The Girl in the Spider’s Web: A New Dragon Tattoo Story – Review

Worth seeing: as a desperate, posthumous reboot of a once interesting franchise that plods predictably and unconvincingly through the Scandi-noir formula
Director:Fede Alvarez
Featuring:Claire Foy, Cameron Britton, Christopher Convery, Claes Bang, Lakeith Stanfield, Stephen Merchant, Sverrir Gudnason, Sylvia Hoeks, Synnøve Macody Lund, Vicky Krieps
Length:115 minutes
Certificate:15
Country:Sweden, US
Released:21st November 2018

WHAT’S IT ABOUT?

Abused as a young girl, Lisbeth Salander (Claire Foy) has focused her anger, as an adult, on “hurting men who hurt women.” Having previously been introduced to the vigilante in The Girl With The Dragon Tattoo, on this occasion, we first meet her as she’s meting out vengeance on an abusive husband.

Computer programmer Frans Balder (Stephen Merchant) is more interested in her other skill set – the underworld knows Lisbeth as one of the great hackers.
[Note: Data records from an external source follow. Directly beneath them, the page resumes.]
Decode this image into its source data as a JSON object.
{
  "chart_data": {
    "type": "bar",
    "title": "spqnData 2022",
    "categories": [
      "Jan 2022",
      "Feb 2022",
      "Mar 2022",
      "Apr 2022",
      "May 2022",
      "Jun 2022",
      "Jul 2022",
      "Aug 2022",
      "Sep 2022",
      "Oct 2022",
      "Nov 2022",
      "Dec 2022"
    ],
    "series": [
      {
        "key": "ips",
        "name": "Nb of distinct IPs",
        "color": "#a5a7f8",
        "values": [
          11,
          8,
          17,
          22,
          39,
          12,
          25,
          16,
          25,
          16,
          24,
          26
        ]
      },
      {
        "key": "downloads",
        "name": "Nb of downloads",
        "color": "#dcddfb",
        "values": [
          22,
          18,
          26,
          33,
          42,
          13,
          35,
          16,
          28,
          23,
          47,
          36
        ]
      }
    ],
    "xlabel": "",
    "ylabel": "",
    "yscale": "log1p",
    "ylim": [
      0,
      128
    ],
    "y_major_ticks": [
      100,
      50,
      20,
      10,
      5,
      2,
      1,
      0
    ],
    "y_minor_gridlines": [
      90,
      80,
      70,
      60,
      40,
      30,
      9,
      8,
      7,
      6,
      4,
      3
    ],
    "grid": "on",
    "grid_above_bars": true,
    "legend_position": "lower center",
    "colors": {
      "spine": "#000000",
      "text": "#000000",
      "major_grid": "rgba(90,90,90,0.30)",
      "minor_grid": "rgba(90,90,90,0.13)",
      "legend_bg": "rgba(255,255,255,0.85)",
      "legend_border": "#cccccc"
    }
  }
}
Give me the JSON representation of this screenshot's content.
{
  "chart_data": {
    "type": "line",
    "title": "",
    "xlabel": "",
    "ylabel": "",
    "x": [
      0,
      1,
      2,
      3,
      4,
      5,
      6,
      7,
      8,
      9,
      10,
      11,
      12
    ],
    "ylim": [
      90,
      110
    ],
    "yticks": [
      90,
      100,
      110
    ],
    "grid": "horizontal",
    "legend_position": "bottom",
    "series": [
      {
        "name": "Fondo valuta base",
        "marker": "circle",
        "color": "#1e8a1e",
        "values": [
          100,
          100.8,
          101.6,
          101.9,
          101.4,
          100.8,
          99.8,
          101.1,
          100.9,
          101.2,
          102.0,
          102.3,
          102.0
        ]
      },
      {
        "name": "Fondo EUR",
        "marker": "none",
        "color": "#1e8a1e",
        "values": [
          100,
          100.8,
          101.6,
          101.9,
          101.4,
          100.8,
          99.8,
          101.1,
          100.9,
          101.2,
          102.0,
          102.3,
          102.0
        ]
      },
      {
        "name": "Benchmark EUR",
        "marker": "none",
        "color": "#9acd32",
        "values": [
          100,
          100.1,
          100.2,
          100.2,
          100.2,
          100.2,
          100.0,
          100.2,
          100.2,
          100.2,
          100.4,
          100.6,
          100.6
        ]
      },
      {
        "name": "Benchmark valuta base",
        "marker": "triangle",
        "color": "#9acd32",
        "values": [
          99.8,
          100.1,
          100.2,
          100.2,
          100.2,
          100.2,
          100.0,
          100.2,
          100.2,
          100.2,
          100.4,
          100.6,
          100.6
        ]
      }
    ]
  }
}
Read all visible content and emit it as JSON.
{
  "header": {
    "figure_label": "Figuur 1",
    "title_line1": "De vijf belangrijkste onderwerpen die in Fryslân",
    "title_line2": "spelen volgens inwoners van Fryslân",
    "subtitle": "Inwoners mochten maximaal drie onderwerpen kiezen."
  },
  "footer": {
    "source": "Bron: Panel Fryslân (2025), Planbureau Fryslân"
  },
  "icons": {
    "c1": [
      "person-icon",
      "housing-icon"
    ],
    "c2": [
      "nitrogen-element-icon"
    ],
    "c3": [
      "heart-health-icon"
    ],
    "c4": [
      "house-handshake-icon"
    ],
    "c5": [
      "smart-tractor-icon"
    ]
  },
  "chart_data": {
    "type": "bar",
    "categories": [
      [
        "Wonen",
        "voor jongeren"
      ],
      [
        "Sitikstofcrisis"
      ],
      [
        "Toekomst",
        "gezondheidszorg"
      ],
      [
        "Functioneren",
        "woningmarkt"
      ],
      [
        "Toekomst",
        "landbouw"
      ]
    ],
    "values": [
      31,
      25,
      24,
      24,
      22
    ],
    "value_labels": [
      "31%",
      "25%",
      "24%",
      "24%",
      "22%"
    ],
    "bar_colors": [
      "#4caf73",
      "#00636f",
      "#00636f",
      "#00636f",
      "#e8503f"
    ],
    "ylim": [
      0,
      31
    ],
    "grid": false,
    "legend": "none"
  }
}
He engages those services to try to steal back a programme he wrote while he was working for America’s National Security Agency, that gives the user control of other people’s nuclear weapons. He’s had a change of heart and wants his beast put beyond use.

But once Lisbeth gets it back from the NSA, she finds that returning it to Balder isn’t as straightforward as she’d anticipated.

NSA agent Edwin Needham (Lakeith Stanfield) turns up in Stockholm to try to get it back, while she also finds herself being hunted by the Swedish Secret Services and a ruthless criminal gang with connections closer to home than she could ever have imagined.

WHAT’S IT LIKE?

Stieg Larsson’s Millennium novels spawned three successful films, all of which travelled well outside his native Sweden, so well, in fact, that the first one was remade in English.

But the other two weren’t. Instead, seven years later, the franchise is being rebooted with an adaptation of novel number four, written well after Larsson’s premature death.

Along with the reboot comes a new cast, this time with most of the actors themselves being Scandinavian. Last time, it was Daniel Craig’s name that was used to sell the film; this time they’re hoping The Crown’s Claire Foy reviving an iconic character will be enough.

Perhaps having to have a reminder of the provenance of the character in the film’s title (“A  New Dragon Tattoo Story”) betrays a lack of confidence that this would work.

Indeed, the first obstacle thrown up is, like with another recent English-language feature starring Scandinavians, Paul Greengrass’s 22 July, there’s always something a little uncomfortable about watching an entire film with people speaking English in another accent. We see  the snow. We know it’s Stockholm. Let Claire Foy speak naturally and concentrate on her lines and character or just let the Swedes talk in Swedish and give us subtitles, as worked perfectly well for the first three films.

That this is even notable is indicative of the fact that the film just isn’t engaging. For starters, the main characters themselves either lack empathy or feel redundant.

Clearly trying to shake off any reminders of Queen Elizabeth II, the brooding Foy never gives us a reason to care about what she has become and why she does what she does. Few films opt to have a deceitful, vengeful sociopathic goth as a protagonist and expect us to be rooting for them.

There’s also a sense that she’s in the wrong film. As clarified by the opening modern-day sequence, the girl with the dragon tattoo/in the spider’s web is a vigilante who hurts men who hurts women, but the primary plot is about a hacker who steals a computer programme that’s wanted by ruthless gangsters. The feminist revenge porn is almost entirely absent from a film about feminist revenge porn.

Then there’s the narrative, such as it is. There are so many meaningless twists and turns, many of which simply make no sense that you’ll give up trying to follow it. Huge gaps in the story-telling don’t help provide a mellifluous journey through Lisbeth’s world.

The industrial interiors compliment the stark, white exteriors but the monotony of airport lounges, warehouses, dilapidated factories, rundown housing estates begins to grate after a while.

There’s a little more to appeal to petrol-heads, with the only real thrills coming from a sleek, black Lamborghini and some motorcycle stunts, not least an escape across a frozen river.

There was almost a meaningful scene in which Lisbeth’s sister confronts her about why, with her vigilante hat on, she tried to save everyone else except her – but the response is so weak that it would’ve been better not to have asked the question in the first place, teasing the possibility that there might ever have been some depth to this shallow slice of Scandi-noir.